I’ve just finished a memoir. I call it…
Confessions of a Young Philosopher
Here’s what it’s about:
Confessions offers an original take on a spectrum of issues that no contemporary thinking person can easily escape: the asymmetrical relations of men and women; love, sex, and seduction; Marxism, existentialism, utopianism, and anti-humanism; relations between the races, identity politics, anti-semitism- ideas and issues lived through in one woman’s exhaustively “examined life.”
For me, the passionate history of a feminine life had to be thought through philosophically. I was at the point where the thesis and the antithesis negated each other. On paper, a student of Hegel could have worked out the dialectical synthesis. But I wasn’t living on paper.
When I was a young girl, I wanted to be a great lover or a famous saint.
This memoir begins, however, when I was a bit older, with aims somewhat more nuanced. I wanted to be conscious of the purposes behind my choices, not let them guide me unawares. I wanted also to figure out what gave others their motives to act and feel as they did. It was a point of honor not to profess views if I was not prepared to put them to the test of living them. And to encounter new experience unencumbered by rigid preconceptions.
I did have certain views, though. They were not atypical for that time, nor, I suspect, for any time. I thought a girl (or boy) had to find true love, if the life was to be sincere. One could claim that one’s great ambition was to be “a good scholar,” or a fighter against those who exploit the poor, or a mystical seeker for God, but—if you didn’t look out for your romantic interests—all that might just be displacement. You had to find out what you really wanted, and go for it intelligently, or else whatever you did for the greater good might be classed as compensatory—as Plan B.
Cynicism was a rigid filter I declined to wear. It too was insincere, I thought. Cynics, I felt sure, expressed disappointment. Their principle of low expectations was the surface layer covering some early disillusionment that they feared compounding. To me it seemed more honest to honor one’s original hope and make a second or third attempt to realize it. Better to remember how the first hope got thwarted and try not to make the same mistake twice! That would be preferable to abandoning the aspiration—and more to the point.
Of course, I knew that I would meet life already clothed in an “identity”—not as an observer safe above the battle. I was a New York Jewish girl, born and raised in Manhattan, where I’d gone to high school and college, the child of interesting parents, now in Paris on a Fulbright grant and away from home for the first time.
None of this seemed to me a limitation. There was the Holocaust, of course, at the horizon of Jewish experience. My parents had done rescue work while it was going on. It was an intimate fact, almost a memory. It meant that the facts of moral life, the facts of history, couldn’t be glossed over. I was obliged to seek the truth of whatever situation I found myself in. Life was not a game. Success was not the goal. Real life was serious.

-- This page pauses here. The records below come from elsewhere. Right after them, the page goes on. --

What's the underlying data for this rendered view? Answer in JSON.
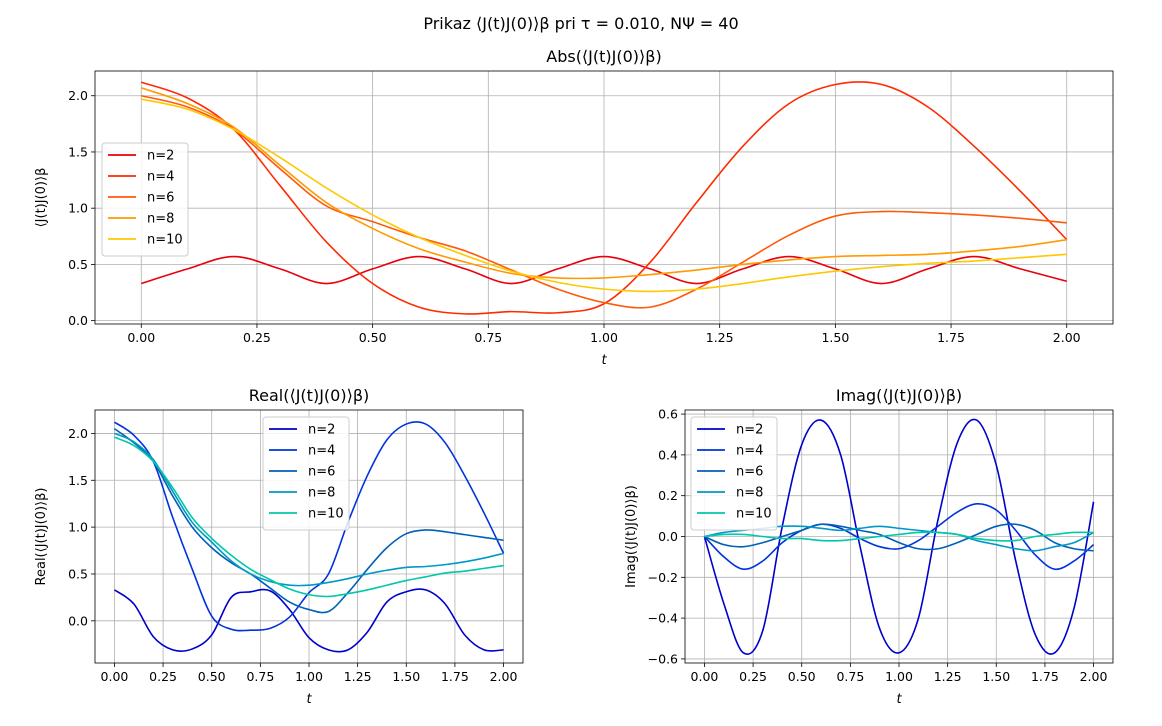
{
  "figure": {
    "suptitle": "Prikaz ⟨J(t)J(0)⟩β pri τ = 0.010, NΨ = 40"
  },
  "chart_data": [
    {
      "type": "line",
      "title": "Abs(⟨J(t)J(0)⟩β)",
      "xlabel": "t",
      "ylabel": "⟨J(t)J(0)⟩β",
      "xlim": [
        -0.1,
        2.1
      ],
      "ylim": [
        -0.03,
        2.22
      ],
      "xticks": [
        "0.00",
        "0.25",
        "0.50",
        "0.75",
        "1.00",
        "1.25",
        "1.50",
        "1.75",
        "2.00"
      ],
      "yticks": [
        "0.0",
        "0.5",
        "1.0",
        "1.5",
        "2.0"
      ],
      "grid": true,
      "legend_position": "center-left",
      "x": [
        0,
        0.1,
        0.2,
        0.3,
        0.4,
        0.5,
        0.6,
        0.7,
        0.8,
        0.9,
        1.0,
        1.1,
        1.2,
        1.3,
        1.4,
        1.5,
        1.6,
        1.7,
        1.8,
        1.9,
        2.0
      ],
      "series": [
        {
          "name": "n=2",
          "color": "#e8000b",
          "values": [
            0.33,
            0.46,
            0.57,
            0.46,
            0.33,
            0.46,
            0.57,
            0.46,
            0.33,
            0.46,
            0.57,
            0.46,
            0.33,
            0.46,
            0.57,
            0.46,
            0.33,
            0.46,
            0.57,
            0.46,
            0.35
          ]
        },
        {
          "name": "n=4",
          "color": "#ff2a00",
          "values": [
            2.12,
            1.98,
            1.7,
            1.2,
            0.7,
            0.33,
            0.12,
            0.06,
            0.08,
            0.07,
            0.15,
            0.52,
            1.05,
            1.55,
            1.93,
            2.1,
            2.1,
            1.9,
            1.55,
            1.15,
            0.72
          ]
        },
        {
          "name": "n=6",
          "color": "#ff5a0a",
          "values": [
            2.0,
            1.9,
            1.7,
            1.35,
            1.02,
            0.88,
            0.74,
            0.62,
            0.45,
            0.28,
            0.16,
            0.12,
            0.28,
            0.52,
            0.76,
            0.93,
            0.97,
            0.96,
            0.94,
            0.91,
            0.87
          ]
        },
        {
          "name": "n=8",
          "color": "#ff9a00",
          "values": [
            2.07,
            1.93,
            1.72,
            1.38,
            1.05,
            0.82,
            0.64,
            0.52,
            0.42,
            0.38,
            0.38,
            0.41,
            0.45,
            0.5,
            0.54,
            0.57,
            0.58,
            0.59,
            0.62,
            0.66,
            0.72
          ]
        },
        {
          "name": "n=10",
          "color": "#ffc800",
          "values": [
            1.97,
            1.88,
            1.7,
            1.45,
            1.18,
            0.94,
            0.74,
            0.58,
            0.44,
            0.34,
            0.28,
            0.26,
            0.28,
            0.33,
            0.39,
            0.44,
            0.48,
            0.51,
            0.53,
            0.56,
            0.59
          ]
        }
      ]
    },
    {
      "type": "line",
      "title": "Real(⟨J(t)J(0)⟩β)",
      "xlabel": "t",
      "ylabel": "Real(⟨J(t)J(0)⟩β)",
      "xlim": [
        -0.1,
        2.1
      ],
      "ylim": [
        -0.45,
        2.25
      ],
      "xticks": [
        "0.00",
        "0.25",
        "0.50",
        "0.75",
        "1.00",
        "1.25",
        "1.50",
        "1.75",
        "2.00"
      ],
      "yticks": [
        "0.0",
        "0.5",
        "1.0",
        "1.5",
        "2.0"
      ],
      "grid": true,
      "legend_position": "top-center",
      "x": [
        0,
        0.1,
        0.2,
        0.3,
        0.4,
        0.5,
        0.6,
        0.7,
        0.8,
        0.9,
        1.0,
        1.1,
        1.2,
        1.3,
        1.4,
        1.5,
        1.6,
        1.7,
        1.8,
        1.9,
        2.0
      ],
      "series": [
        {
          "name": "n=2",
          "color": "#0000cc",
          "values": [
            0.33,
            0.18,
            -0.17,
            -0.31,
            -0.3,
            -0.15,
            0.25,
            0.31,
            0.32,
            0.12,
            -0.18,
            -0.31,
            -0.31,
            -0.12,
            0.2,
            0.31,
            0.33,
            0.18,
            -0.15,
            -0.31,
            -0.31
          ]
        },
        {
          "name": "n=4",
          "color": "#0033dd",
          "values": [
            2.12,
            1.98,
            1.7,
            1.1,
            0.55,
            0.05,
            -0.09,
            -0.1,
            -0.08,
            0.04,
            0.3,
            0.5,
            1.05,
            1.55,
            1.93,
            2.1,
            2.1,
            1.9,
            1.55,
            1.15,
            0.72
          ]
        },
        {
          "name": "n=6",
          "color": "#0060b8",
          "values": [
            2.05,
            1.9,
            1.7,
            1.33,
            1.0,
            0.78,
            0.62,
            0.5,
            0.35,
            0.2,
            0.12,
            0.1,
            0.3,
            0.55,
            0.78,
            0.93,
            0.97,
            0.95,
            0.92,
            0.89,
            0.86
          ]
        },
        {
          "name": "n=8",
          "color": "#0098c8",
          "values": [
            2.0,
            1.91,
            1.72,
            1.38,
            1.05,
            0.84,
            0.64,
            0.5,
            0.42,
            0.38,
            0.38,
            0.41,
            0.45,
            0.5,
            0.54,
            0.57,
            0.58,
            0.6,
            0.63,
            0.67,
            0.72
          ]
        },
        {
          "name": "n=10",
          "color": "#00c8a8",
          "values": [
            1.96,
            1.87,
            1.7,
            1.42,
            1.1,
            0.88,
            0.7,
            0.55,
            0.44,
            0.34,
            0.28,
            0.26,
            0.29,
            0.33,
            0.38,
            0.43,
            0.47,
            0.51,
            0.53,
            0.56,
            0.59
          ]
        }
      ]
    },
    {
      "type": "line",
      "title": "Imag(⟨J(t)J(0)⟩β)",
      "xlabel": "t",
      "ylabel": "Imag(⟨J(t)J(0)⟩β)",
      "xlim": [
        -0.1,
        2.1
      ],
      "ylim": [
        -0.62,
        0.62
      ],
      "xticks": [
        "0.00",
        "0.25",
        "0.50",
        "0.75",
        "1.00",
        "1.25",
        "1.50",
        "1.75",
        "2.00"
      ],
      "yticks": [
        "−0.6",
        "−0.4",
        "−0.2",
        "0.0",
        "0.2",
        "0.4",
        "0.6"
      ],
      "grid": true,
      "legend_position": "top-left",
      "x": [
        0,
        0.1,
        0.2,
        0.3,
        0.4,
        0.5,
        0.6,
        0.7,
        0.8,
        0.9,
        1.0,
        1.1,
        1.2,
        1.3,
        1.4,
        1.5,
        1.6,
        1.7,
        1.8,
        1.9,
        2.0
      ],
      "series": [
        {
          "name": "n=2",
          "color": "#0000cc",
          "values": [
            0.0,
            -0.33,
            -0.57,
            -0.46,
            0.05,
            0.45,
            0.57,
            0.4,
            -0.05,
            -0.45,
            -0.57,
            -0.4,
            0.08,
            0.46,
            0.57,
            0.35,
            -0.12,
            -0.48,
            -0.57,
            -0.35,
            0.17
          ]
        },
        {
          "name": "n=4",
          "color": "#0033dd",
          "values": [
            0.0,
            -0.1,
            -0.16,
            -0.12,
            -0.03,
            0.03,
            0.06,
            0.04,
            -0.01,
            -0.05,
            -0.06,
            -0.02,
            0.05,
            0.12,
            0.16,
            0.13,
            0.03,
            -0.09,
            -0.16,
            -0.12,
            -0.04
          ]
        },
        {
          "name": "n=6",
          "color": "#0060b8",
          "values": [
            0.0,
            -0.04,
            -0.05,
            -0.03,
            0.0,
            0.03,
            0.06,
            0.05,
            0.03,
            0.01,
            -0.03,
            -0.06,
            -0.06,
            -0.03,
            0.01,
            0.05,
            0.06,
            0.03,
            -0.03,
            -0.06,
            -0.07
          ]
        },
        {
          "name": "n=8",
          "color": "#0098c8",
          "values": [
            0.0,
            0.02,
            0.03,
            0.04,
            0.05,
            0.05,
            0.04,
            0.03,
            0.04,
            0.05,
            0.04,
            0.03,
            0.02,
            0.01,
            -0.02,
            -0.04,
            -0.06,
            -0.07,
            -0.05,
            -0.03,
            0.02
          ]
        },
        {
          "name": "n=10",
          "color": "#00c8a8",
          "values": [
            0.0,
            0.01,
            0.01,
            0.0,
            -0.01,
            -0.01,
            -0.02,
            -0.02,
            -0.01,
            0.0,
            0.01,
            0.02,
            0.02,
            0.01,
            -0.01,
            -0.02,
            -0.02,
            0.0,
            0.01,
            0.02,
            0.02
          ]
        }
      ]
    }
  ]
}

Did I think there was a God? Certainly, I was no atheist. I knew that sanctity was a possible goal in people’s search for a good life. About wickedness my notions were more vague and abstract. For me, God was at least Witness and Backup for a hopeful approach to experience that allowed one to look events and feelings in the face without trying to make them other than they were.
What about God and the Jews? What had happened in that relationship? Those questions seemed so embedded in the human story, so perennial and unresolved, that I felt no urgency about finding my way on that terrain. It was simply there, the question of God and the Jews—a big part of the topography of the world. Of anti-semitism, I had little or no personal experience.
I did feel obliged, as a Jewish girl who was not stupid, to situate my life on the larger map of human striving—in a world that was wide, not narrow. I wanted to know where I was, and not just in the realm of private and personal options. Instinctively, I sought to get my bearings and location in human history itself. It wasn’t a matter of ambition to “make history” or even “make a difference” in history. I just wanted to know how to find me in the bigger story.
What did that mean, concretely?
If, for instance, a historian discovers a young girl’s cache of letters and the writer turns out an adherent of the Cathari movement in thirteenth-century southern France, the historian’s introduction to the published edition will take for granted that this narrative is not merely personal. It is also the story of a Cathar, who will suffer the consequences of decisions made in the Vatican to suppress that sect. Her thoughts, feelings, hopes, and ordeal will thus be locatable in the history of the world.
That place in the story was what I was trying to find for my own early life, as I went along. It motivated me.
Was I fearful? Did I anticipate tragedy, or great suffering at this moment of setting forth? No. I was filled with desire and thought I was ready for anything.